His 2000 position paper is particularly important, because the status of Jerusalem was very much an issue around that time. In March 1999, the Israeli Foreign Ministry posted a lengthy position paper on “The Status of Jerusalem.” The paper recounted the Jewish claim to Jerusalem extending through 3,000 years of history, noted the city historically had been united prior to the Arab attack in 1948, that the city was reunited in 1967 after another unprovoked Arab attack during the Six-Day War, and that Israel had protected the rights and freedoms of all faiths in the city ever since then. The paper concluded there was a “national consensus” on Israel’s sovereignty of a united city.
In September 2000, a furor erupted over remarks by U.S. Ambassador Martin Indyk during a ceremony in Jerusalem, where he asserted there was “no other solution but to share the Holy City.” The New York Sun’s Ira Stoll, at that time the North American editor of the Jerusalem Post, wrote in opinionjournal.com that there was “a recognition across the Israeli political spectrum that a ‘shared Jerusalem’ is another way of saying a divided Jerusalem.” The Jerusalem Post quoted a prominent Knesset member saying the remarks could only be interpreted as a call for “repartitioning” the city. The mayor of Jerusalem, Ehud Olmert, summarily rejected the ambassador’s comments.
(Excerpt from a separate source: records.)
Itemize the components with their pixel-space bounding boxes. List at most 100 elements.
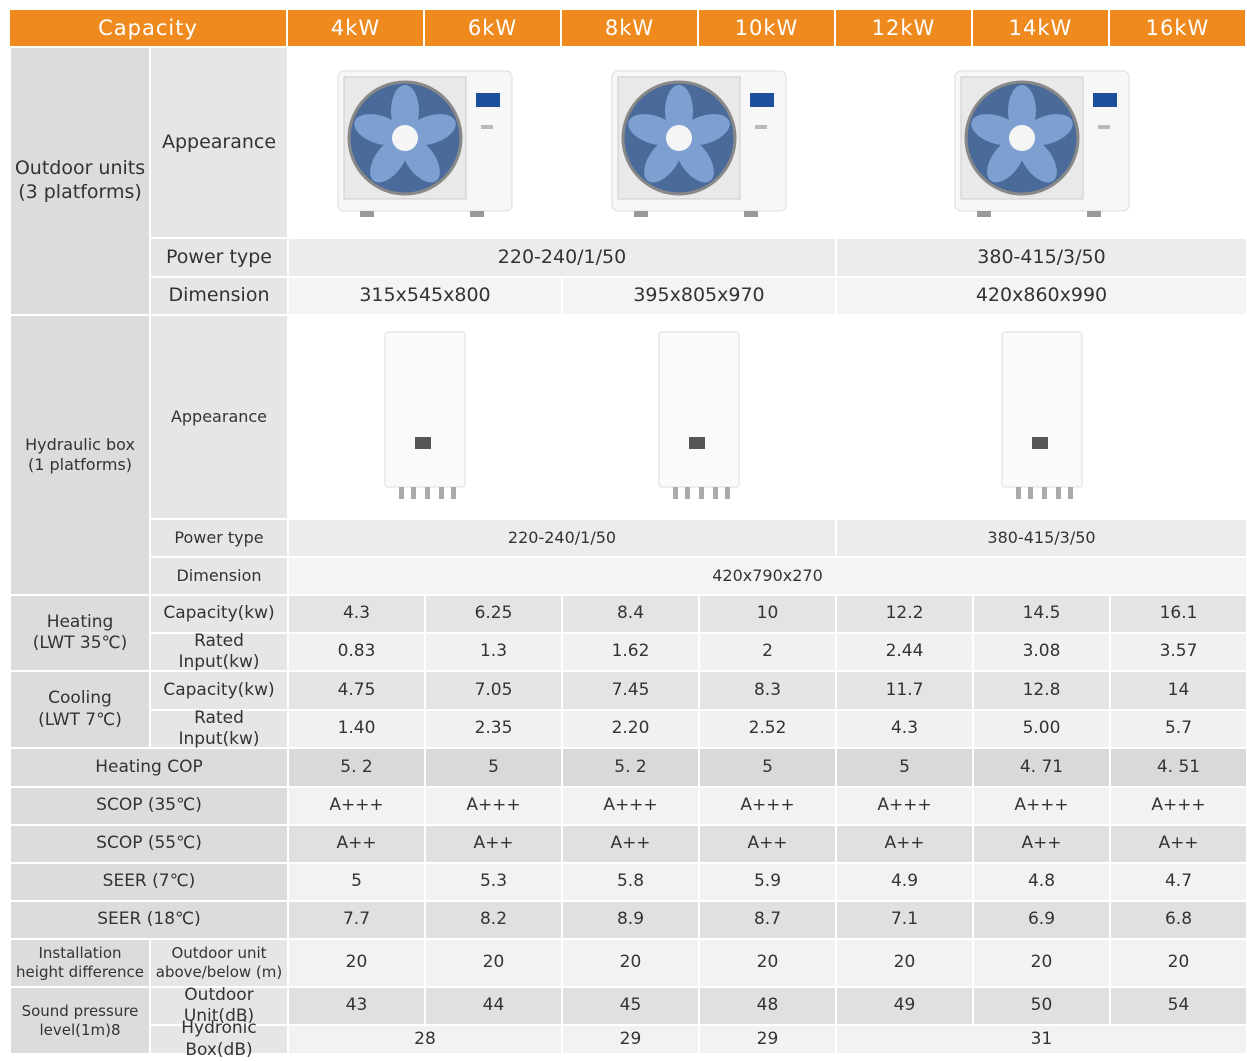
section-label: SCOP (55℃) [10,825,288,863]
value-cell: 220-240/1/50 [288,519,836,557]
value-cell: 20 [699,939,836,987]
value-cell: 16.1 [1110,595,1247,633]
label-line: (LWT 7℃) [38,710,122,731]
label-line: Heating COP [95,757,203,778]
value-cell: 29 [562,1025,699,1054]
hydraulic-box-image [992,327,1092,507]
section-label: Heating COP [10,748,288,787]
row-label: Dimension [150,277,288,315]
value-cell: 7.1 [836,901,973,939]
spec-table: Capacity4kW6kW8kW10kW12kW14kW16kWOutdoor… [0,0,1247,1054]
value-cell: 395x805x970 [562,277,836,315]
label-line: Outdoor unit [171,944,266,963]
label-line: SEER (18℃) [97,909,200,930]
value-cell: 48 [699,987,836,1025]
value-cell: 220-240/1/50 [288,238,836,277]
value-cell: 6.8 [1110,901,1247,939]
value-cell: 5.9 [699,863,836,901]
label-line: (3 platforms) [18,181,142,205]
row-label: Hydronic Box(dB) [150,1025,288,1054]
outdoor-unit-image [947,63,1137,223]
value-cell: 8.2 [425,901,562,939]
value-cell: 7.45 [562,671,699,710]
row-label: Power type [150,238,288,277]
value-cell: 5 [836,748,973,787]
value-cell: 44 [425,987,562,1025]
value-cell: A++ [288,825,425,863]
value-cell: 20 [425,939,562,987]
value-cell: 4.8 [973,863,1110,901]
value-cell: 12.2 [836,595,973,633]
value-cell: 54 [1110,987,1247,1025]
value-cell: 5. 2 [288,748,425,787]
value-cell: 8.9 [562,901,699,939]
value-cell: A+++ [425,787,562,825]
header-cell: Capacity [10,10,288,47]
value-cell: A++ [562,825,699,863]
value-cell: 2.20 [562,710,699,748]
value-cell: 12.8 [973,671,1110,710]
value-cell: 6.25 [425,595,562,633]
label-line: (LWT 35℃) [33,633,128,654]
value-cell: 10 [699,595,836,633]
value-cell: 49 [836,987,973,1025]
value-cell: 420x860x990 [836,277,1247,315]
row-label: Capacity(kw) [150,595,288,633]
value-cell: 2.44 [836,633,973,671]
value-cell: 8.3 [699,671,836,710]
label-line: Outdoor units [15,157,145,181]
label-line: Hydraulic box [25,435,135,455]
value-cell: 3.57 [1110,633,1247,671]
section-label: Outdoor units(3 platforms) [10,47,150,315]
value-cell: 5.00 [973,710,1110,748]
value-cell: 43 [288,987,425,1025]
row-label: Appearance [150,315,288,519]
value-cell: A++ [1110,825,1247,863]
value-cell: 315x545x800 [288,277,562,315]
value-cell: A++ [836,825,973,863]
label-line: level(1m)8 [39,1021,120,1040]
value-cell: 4.9 [836,863,973,901]
header-cell: 10kW [699,10,836,47]
value-cell: 4.75 [288,671,425,710]
value-cell: 4.7 [1110,863,1247,901]
header-cell: 4kW [288,10,425,47]
value-cell: 29 [699,1025,836,1054]
value-cell: A++ [699,825,836,863]
value-cell: 20 [288,939,425,987]
value-cell: 31 [836,1025,1247,1054]
label-line: height difference [16,963,144,982]
value-cell: 8.4 [562,595,699,633]
value-cell: 5. 2 [562,748,699,787]
value-cell: 14 [1110,671,1247,710]
section-label: Hydraulic box(1 platforms) [10,315,150,595]
value-cell: 20 [562,939,699,987]
label-line: Heating [47,612,114,633]
outdoor-unit-image [604,63,794,223]
label-line: SCOP (35℃) [96,795,202,816]
row-label: Appearance [150,47,288,238]
value-cell: 20 [836,939,973,987]
value-cell: 5.7 [1110,710,1247,748]
section-label: SEER (7℃) [10,863,288,901]
row-label: Power type [150,519,288,557]
value-cell: 28 [288,1025,562,1054]
header-cell: 12kW [836,10,973,47]
row-label: Dimension [150,557,288,595]
value-cell: 1.62 [562,633,699,671]
value-cell: 8.7 [699,901,836,939]
label-line: (1 platforms) [28,455,132,475]
hydraulic-box-image [375,327,475,507]
label-line: SCOP (55℃) [96,833,202,854]
header-cell: 16kW [1110,10,1247,47]
row-label: Rated Input(kw) [150,633,288,671]
value-cell: 5 [699,748,836,787]
value-cell: 50 [973,987,1110,1025]
value-cell: 2.35 [425,710,562,748]
value-cell: 5.3 [425,863,562,901]
value-cell: 14.5 [973,595,1110,633]
value-cell: 5 [425,748,562,787]
value-cell: 380-415/3/50 [836,238,1247,277]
In other words, as of 2000, there was no ambiguity about the meaning of an “undivided Jerusalem.” The only “code words” floating around were a “shared Jerusalem,” and everyone knew those words related to divided sovereignty over the city that had been united since 1967.
Mr. Obama’s Sunday interview raises questions about his candor, because his explanation of “poor phrasing” and careless “syntax” seems — at the very least — misleading, given his consistent prior articulations of his position and the definition of “united.”
But his comments raise an even more important issue. The Clinton Parameters were in fact a partition plan, a last-gasp attempt in December 2000 to bridge the Israeli and Palestinian positions in the final month of the Clinton presidency. President Clinton informed the parties that the parameters were his personal ideas, and if not accepted would be “off the table,” and go with him when he left office.
Whatever Mr. Obama meant before, what he clearly means now, with his support for the Clinton plan, is the re-division of the city.
Mr. Richman edits “Jewish Current Issues.”